Almost two in five (38 per cent) non-advised consumers were not receiving guidance either.

In addition, about a third (31 per cent) of non-advised consumers told Zurich they never checked their investments or checked them only about once a year while 41 per cent were withdrawing the same amount from their pension, regardless of how the market was performing.

Pension investors taking an income from their assets while they are still in the financial markets are particularly exposed to sequencing risk - the erosion of capital when drawing down funds during market falls.

Zurich said: “While further investigation is needed, this may be an early warning sign that some consumers are adopting an unsustainable withdrawal rate, which could reduce their chances of achieving a lifelong income.”

MPs last week proposed to introduce a default guidance option for people who do not want to make their own investment decisions, akin to auto-enrolment.

But Mr Chan thought a one size fits all solution for drawdown might not work for drawdown.

He said: "A default fund works for auto-enrolment because everyone is in the accumulation phase and relatively speaking the risks are lower than when people start to decumulate funds.  

"At the point decumulation, some people may need to take a higher level of risk in order to sustain the level of income they are withdrawing, or alternatively they may not need to take very much risk at all for their desired level of income.  

"So a default drawdown fund does not suit everyone and may be over-simplistic and create a false sense of security to those who don’t take advice."

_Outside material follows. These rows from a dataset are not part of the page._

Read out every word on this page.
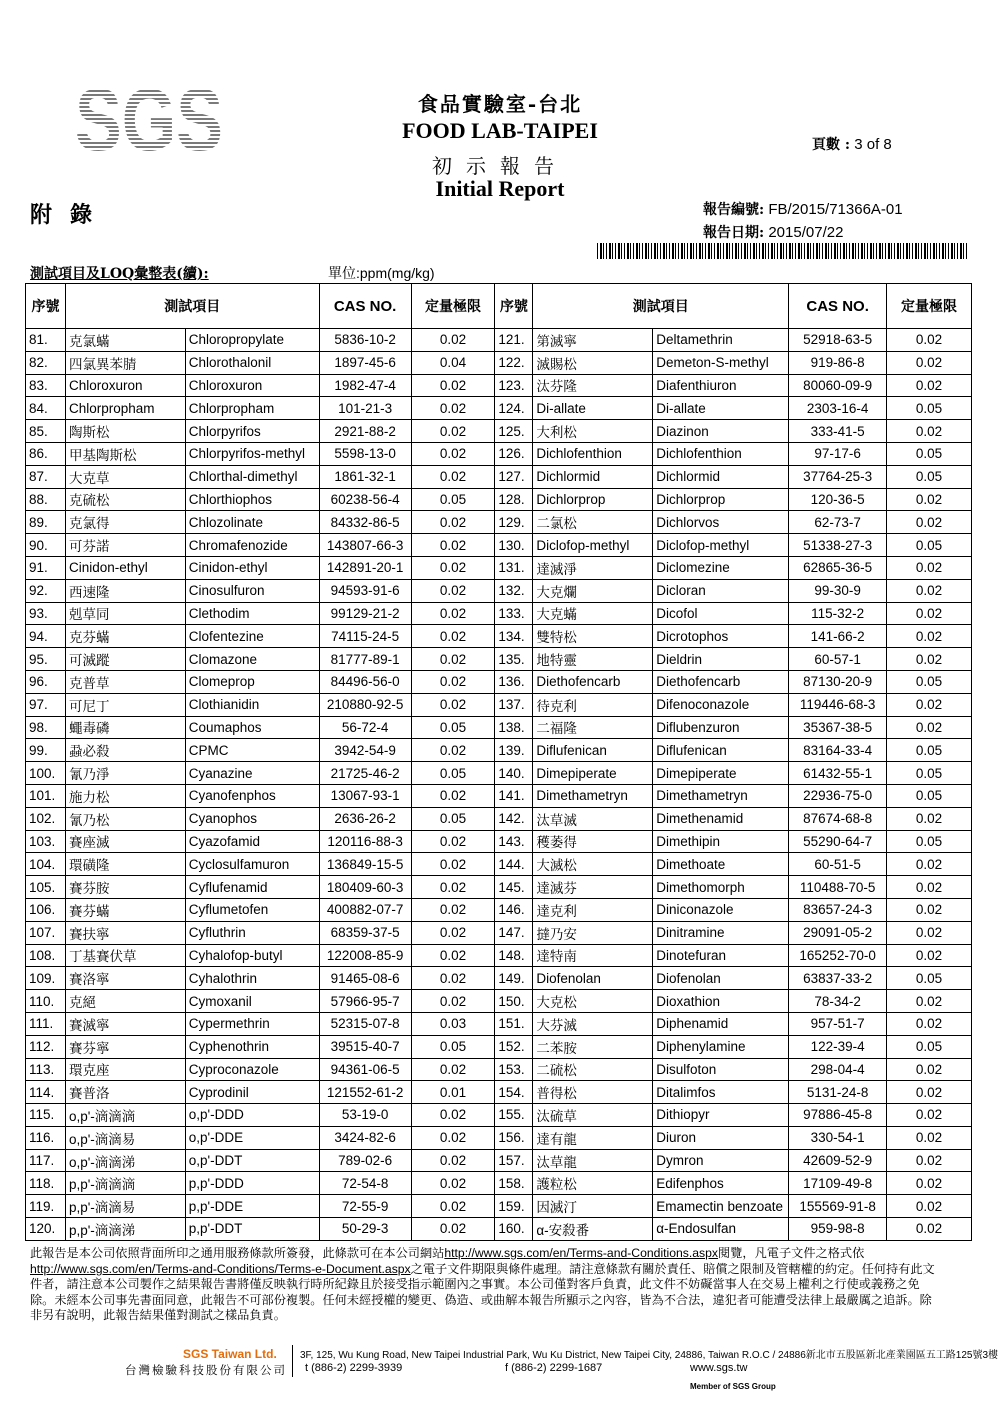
SGS	食品實驗室-台北
FOOD LAB-TAIPEI
初示報告
Initial Report
附錄
頁數 : 3 of 8
報告編號: FB/2015/71366A-01
報告日期: 2015/07/22
測試項目及LOQ彙整表(續):	單位:ppm(mg/kg)
序號	測試項目		CAS NO.	定量極限	序號	測試項目		CAS NO.	定量極限
81.	克氯蟎	Chloropropylate	5836-10-2	0.02	121.	第滅寧	Deltamethrin	52918-63-5	0.02
82.	四氯異苯腈	Chlorothalonil	1897-45-6	0.04	122.	滅賜松	Demeton-S-methyl	919-86-8	0.02
83.	Chloroxuron	Chloroxuron	1982-47-4	0.02	123.	汰芬隆	Diafenthiuron	80060-09-9	0.02
84.	Chlorpropham	Chlorpropham	101-21-3	0.02	124.	Di-allate	Di-allate	2303-16-4	0.05
85.	陶斯松	Chlorpyrifos	2921-88-2	0.02	125.	大利松	Diazinon	333-41-5	0.02
86.	甲基陶斯松	Chlorpyrifos-methyl	5598-13-0	0.02	126.	Dichlofenthion	Dichlofenthion	97-17-6	0.05
87.	大克草	Chlorthal-dimethyl	1861-32-1	0.02	127.	Dichlormid	Dichlormid	37764-25-3	0.05
88.	克硫松	Chlorthiophos	60238-56-4	0.05	128.	Dichlorprop	Dichlorprop	120-36-5	0.02
89.	克氯得	Chlozolinate	84332-86-5	0.02	129.	二氯松	Dichlorvos	62-73-7	0.02
90.	可芬諾	Chromafenozide	143807-66-3	0.02	130.	Diclofop-methyl	Diclofop-methyl	51338-27-3	0.05
91.	Cinidon-ethyl	Cinidon-ethyl	142891-20-1	0.02	131.	達滅淨	Diclomezine	62865-36-5	0.02
92.	西速隆	Cinosulfuron	94593-91-6	0.02	132.	大克爛	Dicloran	99-30-9	0.02
93.	剋草同	Clethodim	99129-21-2	0.02	133.	大克蟎	Dicofol	115-32-2	0.02
94.	克芬蟎	Clofentezine	74115-24-5	0.02	134.	雙特松	Dicrotophos	141-66-2	0.02
95.	可滅蹤	Clomazone	81777-89-1	0.02	135.	地特靈	Dieldrin	60-57-1	0.02
96.	克普草	Clomeprop	84496-56-0	0.02	136.	Diethofencarb	Diethofencarb	87130-20-9	0.05
97.	可尼丁	Clothianidin	210880-92-5	0.02	137.	待克利	Difenoconazole	119446-68-3	0.02
98.	蠅毒磷	Coumaphos	56-72-4	0.05	138.	二福隆	Diflubenzuron	35367-38-5	0.02
99.	蝨必殺	CPMC	3942-54-9	0.02	139.	Diflufenican	Diflufenican	83164-33-4	0.05
100.	氰乃淨	Cyanazine	21725-46-2	0.05	140.	Dimepiperate	Dimepiperate	61432-55-1	0.05
101.	施力松	Cyanofenphos	13067-93-1	0.02	141.	Dimethametryn	Dimethametryn	22936-75-0	0.05
102.	氰乃松	Cyanophos	2636-26-2	0.05	142.	汰草滅	Dimethenamid	87674-68-8	0.02
103.	賽座滅	Cyazofamid	120116-88-3	0.02	143.	穫萎得	Dimethipin	55290-64-7	0.05
104.	環磺隆	Cyclosulfamuron	136849-15-5	0.02	144.	大滅松	Dimethoate	60-51-5	0.02
105.	賽芬胺	Cyflufenamid	180409-60-3	0.02	145.	達滅芬	Dimethomorph	110488-70-5	0.02
106.	賽芬蟎	Cyflumetofen	400882-07-7	0.02	146.	達克利	Diniconazole	83657-24-3	0.02
107.	賽扶寧	Cyfluthrin	68359-37-5	0.02	147.	撻乃安	Dinitramine	29091-05-2	0.02
108.	丁基賽伏草	Cyhalofop-butyl	122008-85-9	0.02	148.	達特南	Dinotefuran	165252-70-0	0.02
109.	賽洛寧	Cyhalothrin	91465-08-6	0.02	149.	Diofenolan	Diofenolan	63837-33-2	0.05
110.	克絕	Cymoxanil	57966-95-7	0.02	150.	大克松	Dioxathion	78-34-2	0.02
111.	賽滅寧	Cypermethrin	52315-07-8	0.03	151.	大芬滅	Diphenamid	957-51-7	0.02
112.	賽芬寧	Cyphenothrin	39515-40-7	0.05	152.	二苯胺	Diphenylamine	122-39-4	0.05
113.	環克座	Cyproconazole	94361-06-5	0.02	153.	二硫松	Disulfoton	298-04-4	0.02
114.	賽普洛	Cyprodinil	121552-61-2	0.01	154.	普得松	Ditalimfos	5131-24-8	0.02
115.	o,p'-滴滴滴	o,p'-DDD	53-19-0	0.02	155.	汰硫草	Dithiopyr	97886-45-8	0.02
116.	o,p'-滴滴易	o,p'-DDE	3424-82-6	0.02	156.	達有龍	Diuron	330-54-1	0.02
117.	o,p'-滴滴涕	o,p'-DDT	789-02-6	0.02	157.	汰草龍	Dymron	42609-52-9	0.02
118.	p,p'-滴滴滴	p,p'-DDD	72-54-8	0.02	158.	護粒松	Edifenphos	17109-49-8	0.02
119.	p,p'-滴滴易	p,p'-DDE	72-55-9	0.02	159.	因滅汀	Emamectin benzoate	155569-91-8	0.02
120.	p,p'-滴滴涕	p,p'-DDT	50-29-3	0.02	160.	α-安殺番	α-Endosulfan	959-98-8	0.02
此報告是本公司依照背面所印之通用服務條款所簽發，此條款可在本公司網站http://www.sgs.com/en/Terms-and-Conditions.aspx閱覽，凡電子文件之格式依http://www.sgs.com/en/Terms-and-Conditions/Terms-e-Document.aspx之電子文件期限與條件處理。請注意條款有關於責任、賠償之限制及管轄權的約定。任何持有此文件者，請注意本公司製作之結果報告書將僅反映執行時所紀錄且於接受指示範圍內之事實。本公司僅對客戶負責，此文件不妨礙當事人在交易上權利之行使或義務之免除。未經本公司事先書面同意，此報告不可部份複製。任何未經授權的變更、偽造、或曲解本報告所顯示之內容，皆為不合法，違犯者可能遭受法律上最嚴厲之追訴。除非另有說明，此報告結果僅對測試之樣品負責。
SGS Taiwan Ltd.
台灣檢驗科技股份有限公司
3F, 125, Wu Kung Road, New Taipei Industrial Park, Wu Ku District, New Taipei City, 24886, Taiwan R.O.C / 24886新北市五股區新北產業園區五工路125號3樓
t (886-2) 2299-3939	f (886-2) 2299-1687	www.sgs.tw
Member of SGS Group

Two in five people who had not received guidance or advice told Zurich it was because drawdown was simple, rising to almost one in every two among first-time investors.

A third of consumers also identified cost as a barrier, saying they didn’t want to pay for advice, while some sought advice but considered it unaffordable. 

Zurich said: “This may suggest that some consumers are underestimating the complexity of drawdown.

“And with a quarter (28 per cent) of consumers saying a lack of trust stopped them speaking to an adviser, the industry still has work to do in communicating the value of advice and building trust in the profession.”